The eco-socialist Green Future Group faction did not nominate a candidate for the co-leader position but contested for the other positions. All seven nominations from the faction were successful in their contests.

== Candidates ==

=== Lorna Slater ===
Lorna Slater was the first person to announce their candidacy, via Twitter. Her work experience comes from renewable energy engineering, and she had been second on the party's list for the 2019 European Parliament election. During that election, she had been known to be a strong debater and a good speaker when it came to the media. Upon winning, she said that she wanted to get more women and non-binary people elected, and to gain more seats than ever before at the 2021 Scottish Parliament election.

=== Graham Kerr ===
Green activist Graham Kerr from North Lanarkshire was the second person to put their name forward.

=== Guy Ingerson ===
Guy Ingerson announced that he would be running on 22 June. He had a background in the oil industry, but he said that at the peak of the 2015 oil crash, he decided that the world needed to change their economic future. During his campaign, he criticised the SNP on a number of different issues, such as LGBTQ+ rights, housing, transport and the environment.

=== Maggie Chapman ===
The former co-convener Maggie Chapman was a front runner in the election, with her campaign based on her former profile in being head of the party. Upon losing, she said that she was “disappointed” not to have got the job, but was happy for Slater and Harvie.

=== Patrick Harvie ===
Patrick Harvie was one of the last to enter the race. He said that it was important that the leadership remained with an MSP, so that “[the] whole party [would be] ready for the next big test in [the] 2021 [Scottish Parliament election].”

== Results ==
The voting system used was single transferable vote.

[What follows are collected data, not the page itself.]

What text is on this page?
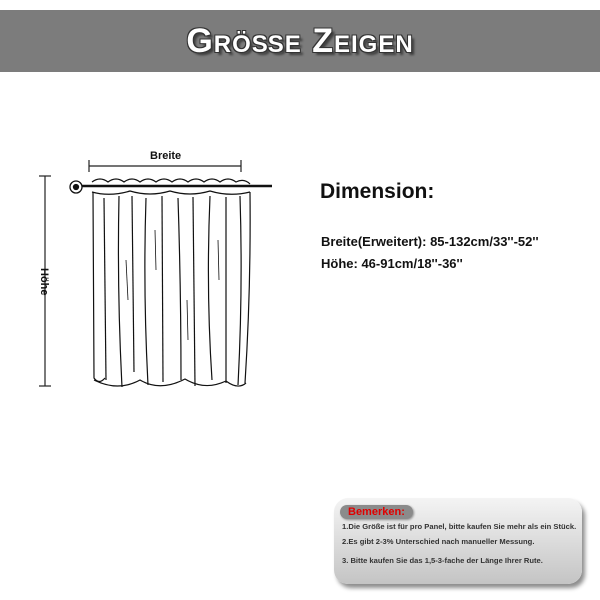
Größe Zeigen
Breite
Höhe
Dimension:
Breite(Erweitert): 85-132cm/33''-52''
Höhe: 46-91cm/18''-36''
Bemerken:

1.Die Größe ist für pro Panel, bitte kaufen Sie mehr als ein Stück.

2.Es gibt 2-3% Unterschied nach manueller Messung.

3. Bitte kaufen Sie das 1,5-3-fache der Länge Ihrer Rute.
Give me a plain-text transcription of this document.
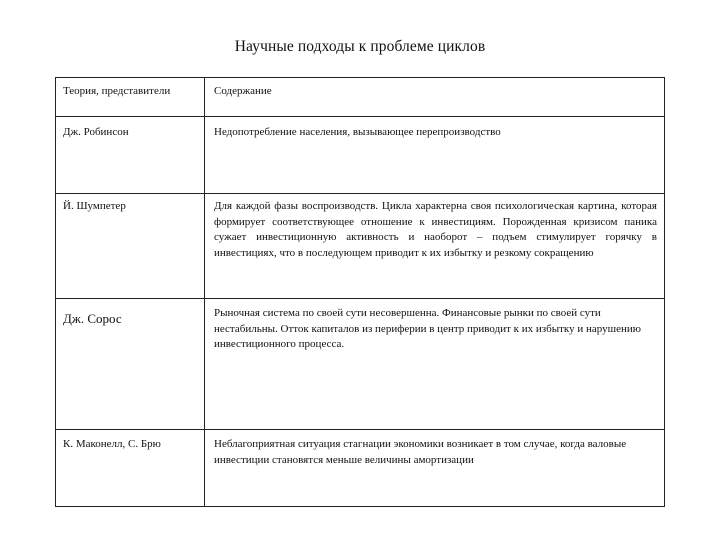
Научные подходы к проблеме циклов
Теория, представители	Содержание

Дж. Робинсон	Недопотребление населения, вызывающее перепроизводство

Й. Шумпетер	Для каждой фазы воспроизводств. Цикла характерна своя психологическая картина, которая формирует соответствующее отношение к инвестициям. Порожденная кризисом паника сужает инвестиционную активность и наоборот – подъем стимулирует горячку в инвестициях, что в последующем приводит к их избытку и резкому сокращению

Дж. Сорос	Рыночная система по своей сути несовершенна. Финансовые рынки по своей сути нестабильны. Отток капиталов из периферии в центр приводит к их избытку и нарушению инвестиционного процесса.

К. Маконелл, С. Брю	Неблагоприятная ситуация стагнации экономики возникает в том случае, когда валовые инвестиции становятся меньше величины амортизации
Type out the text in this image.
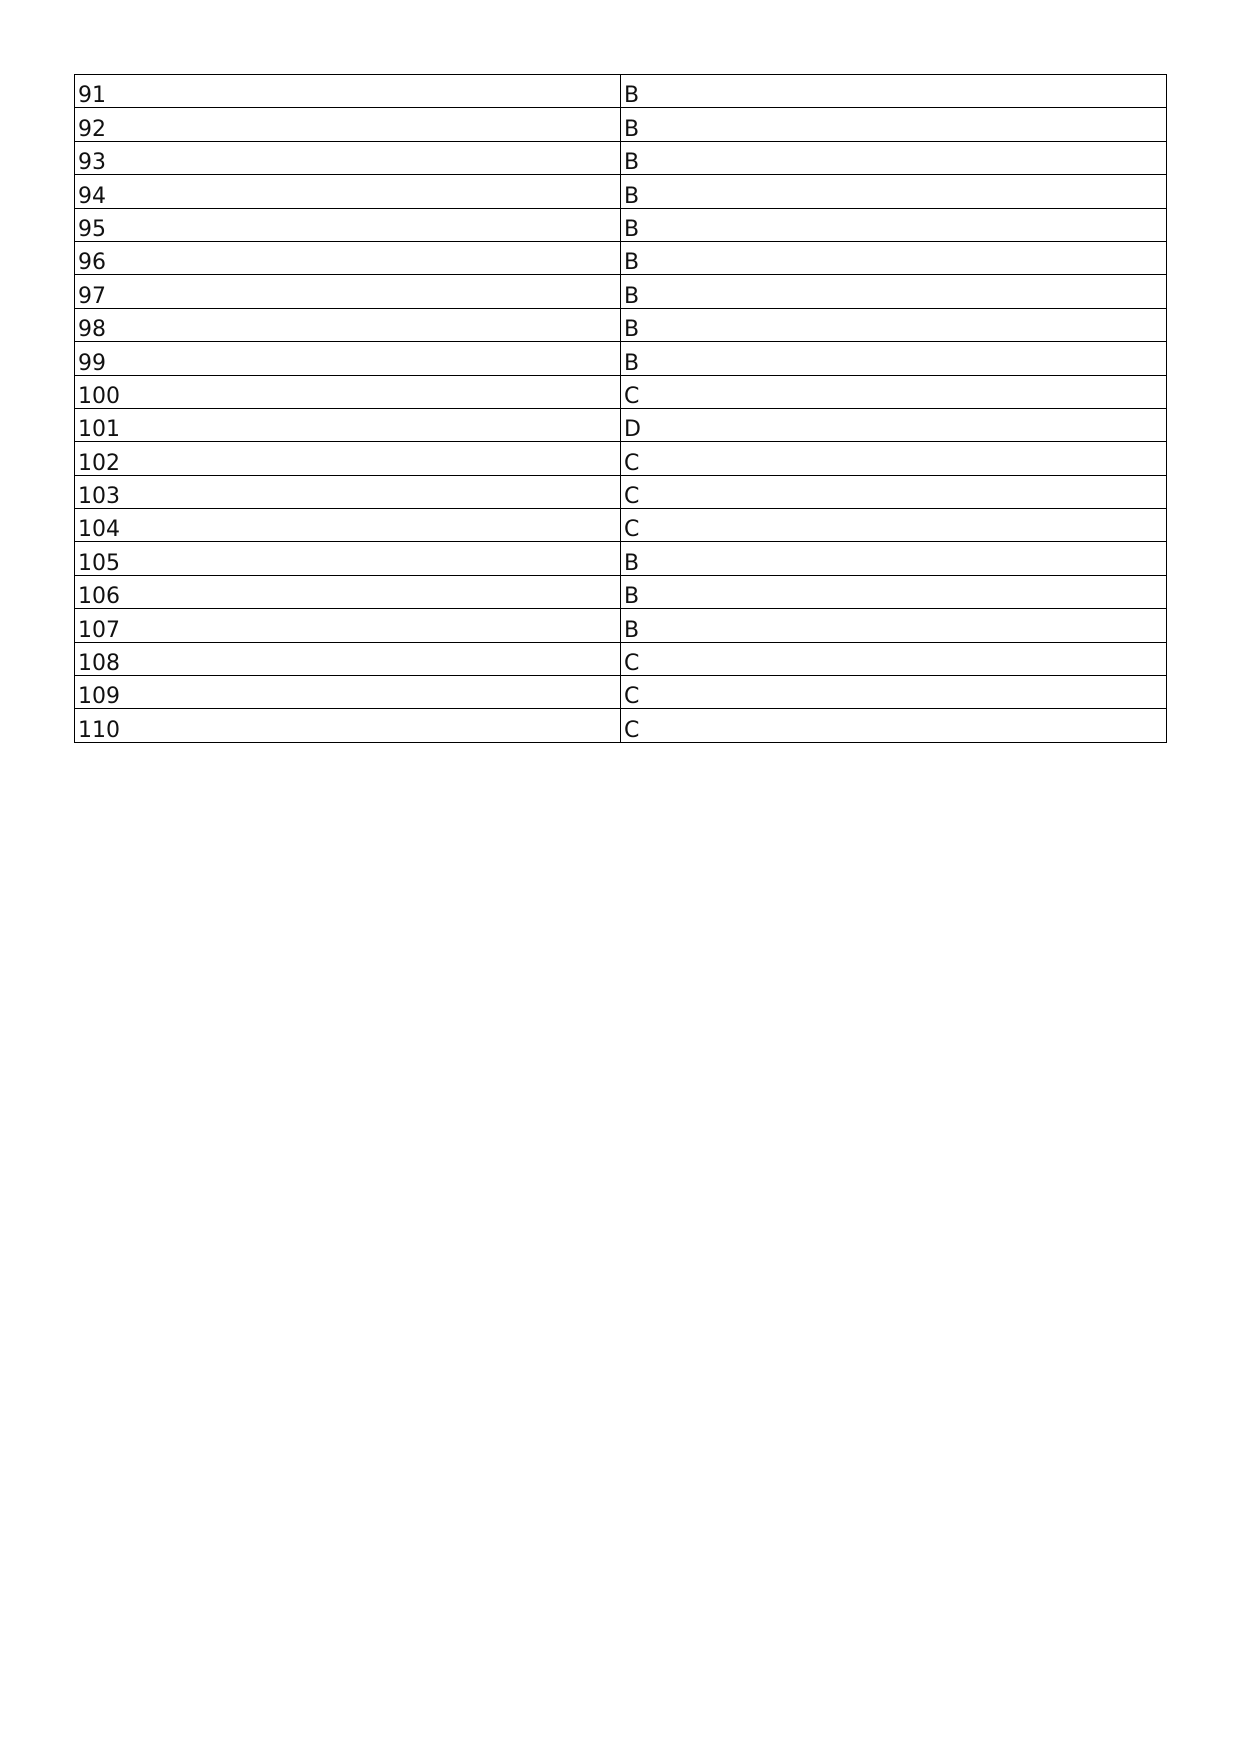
91	B
92	B
93	B
94	B
95	B
96	B
97	B
98	B
99	B
100	C
101	D
102	C
103	C
104	C
105	B
106	B
107	B
108	C
109	C
110	C
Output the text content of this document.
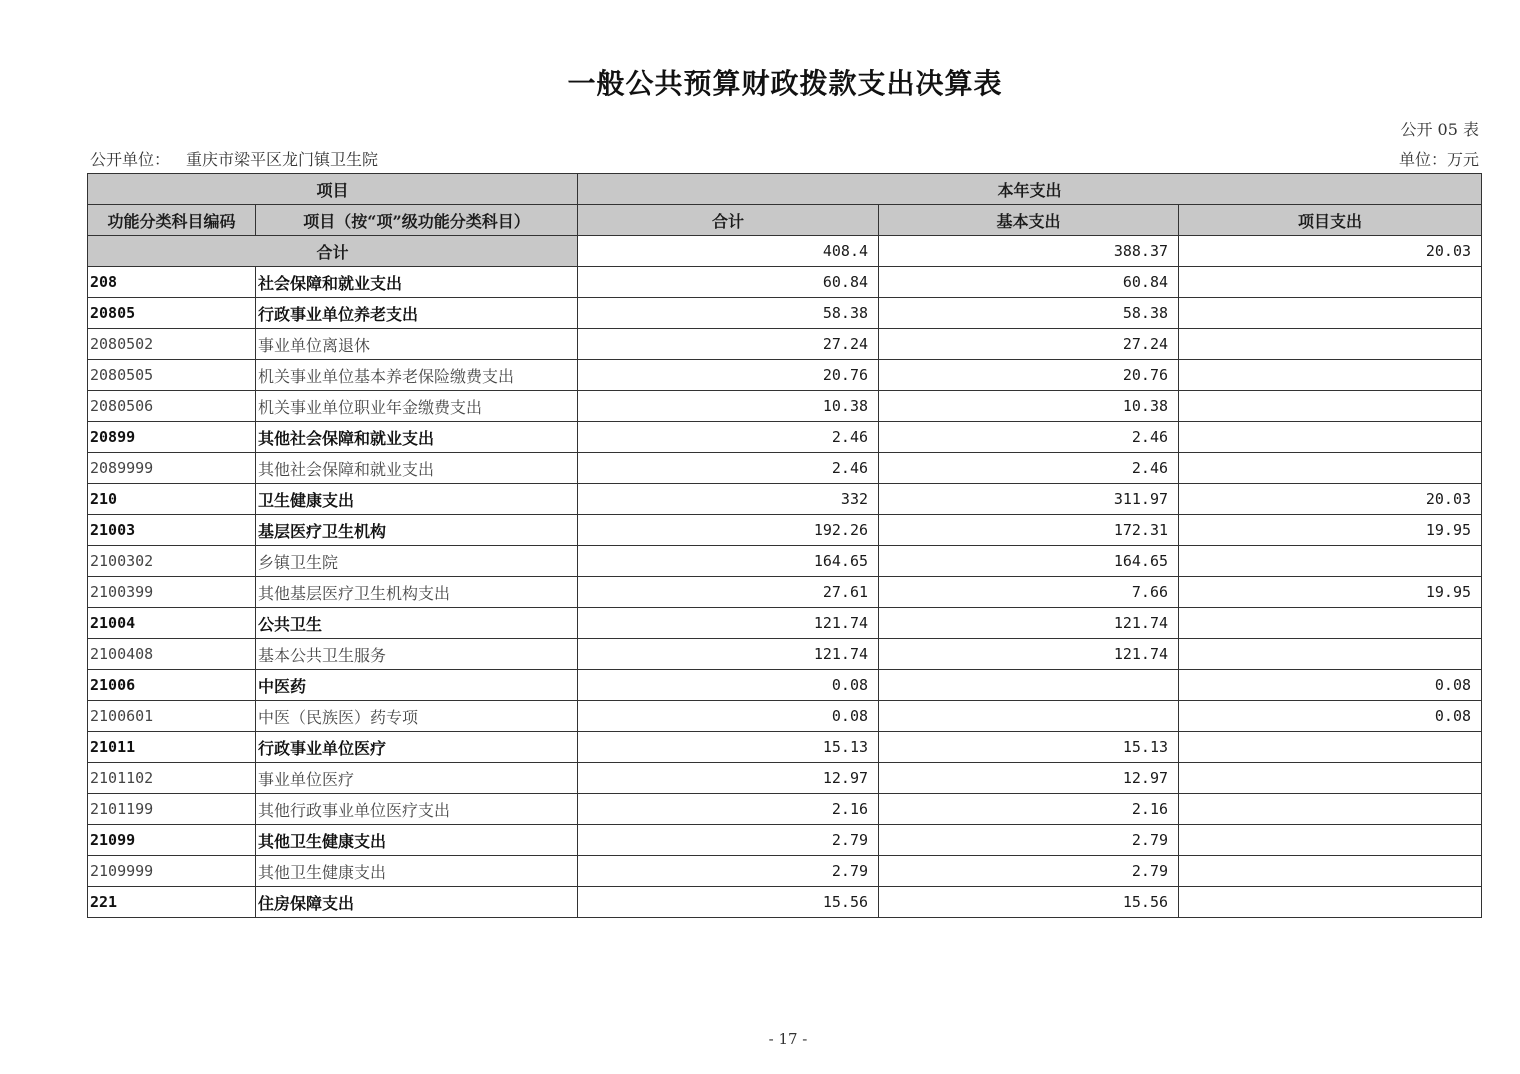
一般公共预算财政拨款支出决算表
公开 05 表
公开单位： 重庆市梁平区龙门镇卫生院	单位：万元
项目		本年支出		
功能分类科目编码	项目（按“项”级功能分类科目）	合计	基本支出	项目支出
合计		408.4	388.37	20.03
208	社会保障和就业支出	60.84	60.84	
20805	行政事业单位养老支出	58.38	58.38	
2080502	事业单位离退休	27.24	27.24	
2080505	机关事业单位基本养老保险缴费支出	20.76	20.76	
2080506	机关事业单位职业年金缴费支出	10.38	10.38	
20899	其他社会保障和就业支出	2.46	2.46	
2089999	其他社会保障和就业支出	2.46	2.46	
210	卫生健康支出	332	311.97	20.03
21003	基层医疗卫生机构	192.26	172.31	19.95
2100302	乡镇卫生院	164.65	164.65	
2100399	其他基层医疗卫生机构支出	27.61	7.66	19.95
21004	公共卫生	121.74	121.74	
2100408	基本公共卫生服务	121.74	121.74	
21006	中医药	0.08		0.08
2100601	中医（民族医）药专项	0.08		0.08
21011	行政事业单位医疗	15.13	15.13	
2101102	事业单位医疗	12.97	12.97	
2101199	其他行政事业单位医疗支出	2.16	2.16	
21099	其他卫生健康支出	2.79	2.79	
2109999	其他卫生健康支出	2.79	2.79	
221	住房保障支出	15.56	15.56	
- 17 -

| Candidate |  | Number of first preference votes | Percentage of first preference votes |
|---|---|---|---|
|  | Patrick Harvie | 345 | 43.1% |
|  | Lorna Slater | 242 | 30.2% |
|  | Maggie Chapman | 139 | 17.3% |
|  | Blank/spoilt ballots | 95 | 11.9% |
|  | Guy Ingerson | 60 | 7.5% |
|  | Graham Kerr | 16 | 2.0% |

Because Lorna Slater did not have a seat in the Scottish Parliament, the leaders in Scottish Parliament remained Patrick Harvie and Alison Johnstone. She has since become a regional MSP for the Lothian region.